The Water System of Madrasa Ben Youssef

The water system of Madrasa Ben Youssef is a fascinating example of how the ancients devised ingenious solutions to meet their water needs. The Medersa was constructed at a time when access to water was challenging, and its water management system reflects this concern.

Le système d'eau de the Madrasa Ben Youssef

Rainwater Collection: At the heart of the system is the central courtyard, which includes a large basin. The roofs of the surrounding buildings are designed to collect rainwater. This water was then directed to the courtyard basin, where it was stored for later use.
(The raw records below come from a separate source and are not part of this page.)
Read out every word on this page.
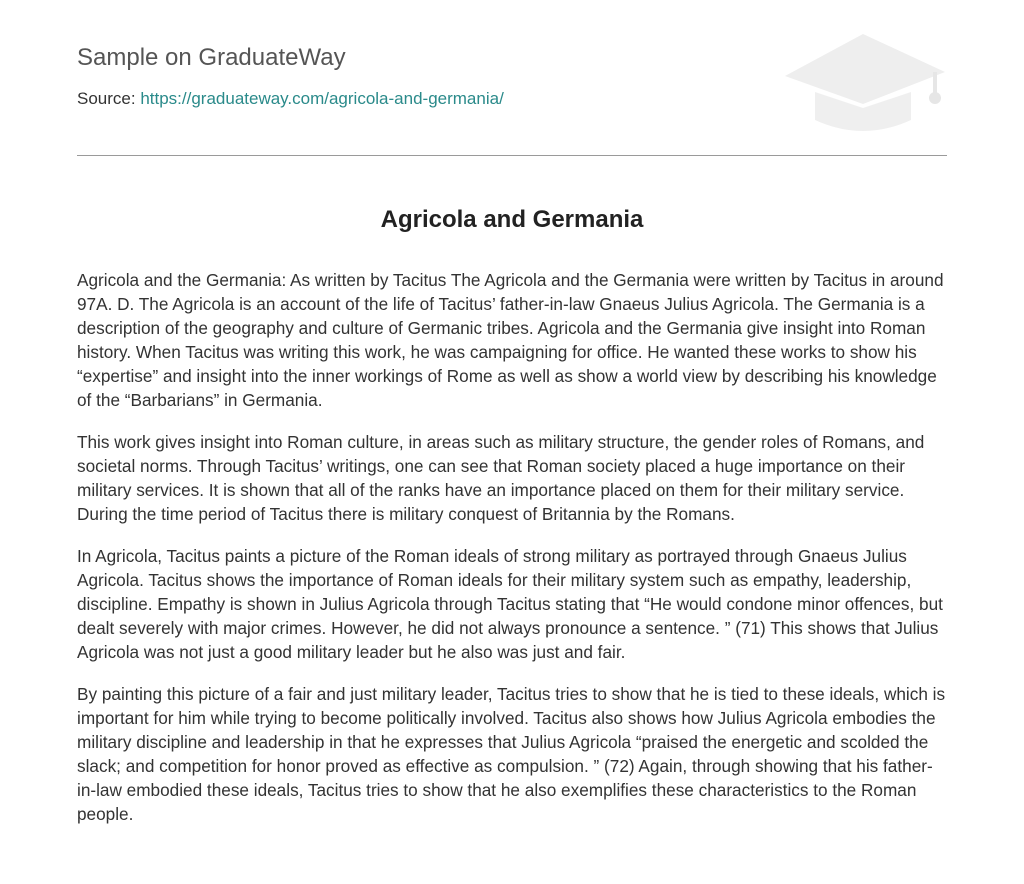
Sample on GraduateWay
Source: https://graduateway.com/agricola-and-germania/
Agricola and Germania

Agricola and the Germania: As written by Tacitus The Agricola and the Germania were written by Tacitus in around 97A. D. The Agricola is an account of the life of Tacitus’ father-in-law Gnaeus Julius Agricola. The Germania is a description of the geography and culture of Germanic tribes. Agricola and the Germania give insight into Roman history. When Tacitus was writing this work, he was campaigning for office. He wanted these works to show his “expertise” and insight into the inner workings of Rome as well as show a world view by describing his knowledge of the “Barbarians” in Germania.

This work gives insight into Roman culture, in areas such as military structure, the gender roles of Romans, and societal norms. Through Tacitus’ writings, one can see that Roman society placed a huge importance on their military services. It is shown that all of the ranks have an importance placed on them for their military service. During the time period of Tacitus there is military conquest of Britannia by the Romans.

In Agricola, Tacitus paints a picture of the Roman ideals of strong military as portrayed through Gnaeus Julius Agricola. Tacitus shows the importance of Roman ideals for their military system such as empathy, leadership, discipline. Empathy is shown in Julius Agricola through Tacitus stating that “He would condone minor offences, but dealt severely with major crimes. However, he did not always pronounce a sentence. ” (71) This shows that Julius Agricola was not just a good military leader but he also was just and fair.

By painting this picture of a fair and just military leader, Tacitus tries to show that he is tied to these ideals, which is important for him while trying to become politically involved. Tacitus also shows how Julius Agricola embodies the military discipline and leadership in that he expresses that Julius Agricola “praised the energetic and scolded the slack; and competition for honor proved as effective as compulsion. ” (72) Again, through showing that his father-in-law embodied these ideals, Tacitus tries to show that he also exemplifies these characteristics to the Roman people.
Cooling and Ventilation: In addition to its role as a water reservoir, the basin also had a climatic advantage. The water stored in the basin could evaporate, creating a natural cooling effect in the surrounding spaces. In a hot climate like that of Marrakech, this contributed to the comfort of students and visitors.

Water Distribution: The system included traditional inspection chambers called 'Maada,' strategically placed. These chambers were supplied with water to redistribute it. The pipelines discreetly integrated into the walls transported water to the fountains, providing a source of fresh and potable water.

Versatile Use: The collected and stored water was used for various purposes, including ablution, consumption, washing, cooling, and maintenance. The versatility in water usage reflects consideration for the daily needs of students and occupants of the Medersa.

Harmony with Architecture: The water system was designed to be functional while seamlessly integrating with the architecture of the Medersa. The basin and fountain were often adorned with patterns and architectural details, adding to the overall aesthetics of the place.

Sustainable Approach: This water system also demonstrates a sustainable approach at a time when the conservation of resources was crucial.